Del encuentro con su hermano, después de dos meses resultó la incorporación de José Santos en la guerrilla en los Valles de Hayopaya, escena final de una etapa de su vida y a la vez escena inicial de otra definitiva en una sucesión de cambios sorprendentes: “aunque mi hermano no quería que me entropase al principio. Después ya aprobó todo lo que hacía”.

José Santos encarece una y otra vez lo decisivo que fue el estímulo recibido de su hermano para adoptar la resolución de incorporarse en la guerrilla: “ya con la seducción de mi hermano a la opinión de la Patria estaba yo anhelando en ella”, “Abracé el partido tan deseado aprovechándome del entusiasmo y seducción de mi hermano”, encarece igualmente la convicción patriótica y desinteresada de su decisión: “deseoso de serlo [patriota], sin saber las ventajas que pudiera producir tal partido” […].

José Santos —tenía 18 años— se entropó en la guerrilla en calidad de soldado distinguido en momentos en que el teniente coronel Buenaventura Zárate, comandante general de los Valles por la Patria, había decretado una insurrección general para la cual se convocaba a la indiada (7 de febrero de 1815), y cinco días después tuvo su bautizo de fuego en un asalto nocturno junto al comandante del pueblo de Mohosa, Eusebio Lira, con quien simpatizó desde el primer momento y bajo cuyas órdenes se hizo formalmente guerrillero. “Yo no quería separarme de la compañía de Lira”.

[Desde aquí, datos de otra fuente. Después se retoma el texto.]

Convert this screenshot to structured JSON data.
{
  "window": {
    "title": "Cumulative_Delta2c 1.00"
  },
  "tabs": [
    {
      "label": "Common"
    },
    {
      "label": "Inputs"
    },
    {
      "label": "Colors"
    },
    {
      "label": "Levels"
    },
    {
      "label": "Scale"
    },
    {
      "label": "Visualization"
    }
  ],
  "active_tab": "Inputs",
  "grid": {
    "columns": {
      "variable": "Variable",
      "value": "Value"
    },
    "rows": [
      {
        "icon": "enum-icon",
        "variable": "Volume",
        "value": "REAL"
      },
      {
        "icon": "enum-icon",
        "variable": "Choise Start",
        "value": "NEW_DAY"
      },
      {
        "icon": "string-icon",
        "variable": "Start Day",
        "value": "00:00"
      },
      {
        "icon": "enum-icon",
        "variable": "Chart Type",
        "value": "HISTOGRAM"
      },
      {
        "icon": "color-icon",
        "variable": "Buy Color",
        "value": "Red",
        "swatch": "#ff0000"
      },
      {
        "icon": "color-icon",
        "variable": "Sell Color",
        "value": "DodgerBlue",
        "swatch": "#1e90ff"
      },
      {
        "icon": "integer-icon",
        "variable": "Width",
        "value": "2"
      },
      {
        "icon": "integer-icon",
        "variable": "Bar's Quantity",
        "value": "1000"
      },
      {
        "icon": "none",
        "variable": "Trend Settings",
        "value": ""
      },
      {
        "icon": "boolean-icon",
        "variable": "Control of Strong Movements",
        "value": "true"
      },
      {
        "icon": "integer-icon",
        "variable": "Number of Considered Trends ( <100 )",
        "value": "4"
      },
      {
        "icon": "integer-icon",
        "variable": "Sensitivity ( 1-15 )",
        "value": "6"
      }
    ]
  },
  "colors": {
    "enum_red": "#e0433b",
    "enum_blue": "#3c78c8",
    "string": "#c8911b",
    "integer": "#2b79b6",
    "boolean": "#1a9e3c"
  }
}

José Santos guerrillero, antes que procurar una plaza como combatiente propiamente dicho, se las arregló para ubicarse como tambor, esforzándose “a aprender sin que hubiese quién me enseñase”. Él explica esto haciendo ver que así estaba en una posición mejor para llevar su Diario. […].

Quizá no quería precisamente tener que matar, lo que obtenía ocupando la plaza de tambor, aunque aumentasen en cambio las probabilidades de tener que morir, pues en los combates “por la caja que tocaba […] me tanteaban a mí” y “los oficiales del enemigo decían: ‘Tírenle al tambor’”; en más de una oportunidad los disparos del enemigo dirigidos a José Santos le destrozaron la caja y el sombrero, de manera que lejos de darle seguridad su puesto de tambor lo exponía a más peligros.

No fueron estos los únicos peligros de muerte para José Santos. Por no caer prisionero se lanzó una vez “por un bajío bien impinado” y “conforme me caiya me levantaba y corría”; otra vez se lanzó por una quebrada abajo para poder escapar; otra debió ponerse “en las costillas del caballo” para hurtar el cuerpo a las balas que zumbaban en torno; otra tuvo que meterse tres días en el monte “sin comer ni casi dormir”: “Tiros nomás se oiya en todas partes entro del monte”; otra tuvo que meterse nuevamente por seis días en el monte “porque cruzaban partidas de indios [realistas] en busca de los soldados y de todos los patriotas momentáneamente”; durante una persecución, “De día solíamos estar en las lomas más ocultas y cerros nevados, sin tener que abocar, y de noche nomás andábamos ocho leguas, y 10 y 12 y 15 también porque no había lugar que no fuesen nuestros enemigos”; en la acción de Quillacollo (12 de septiembre de 1817) una bala mató a su caballo […].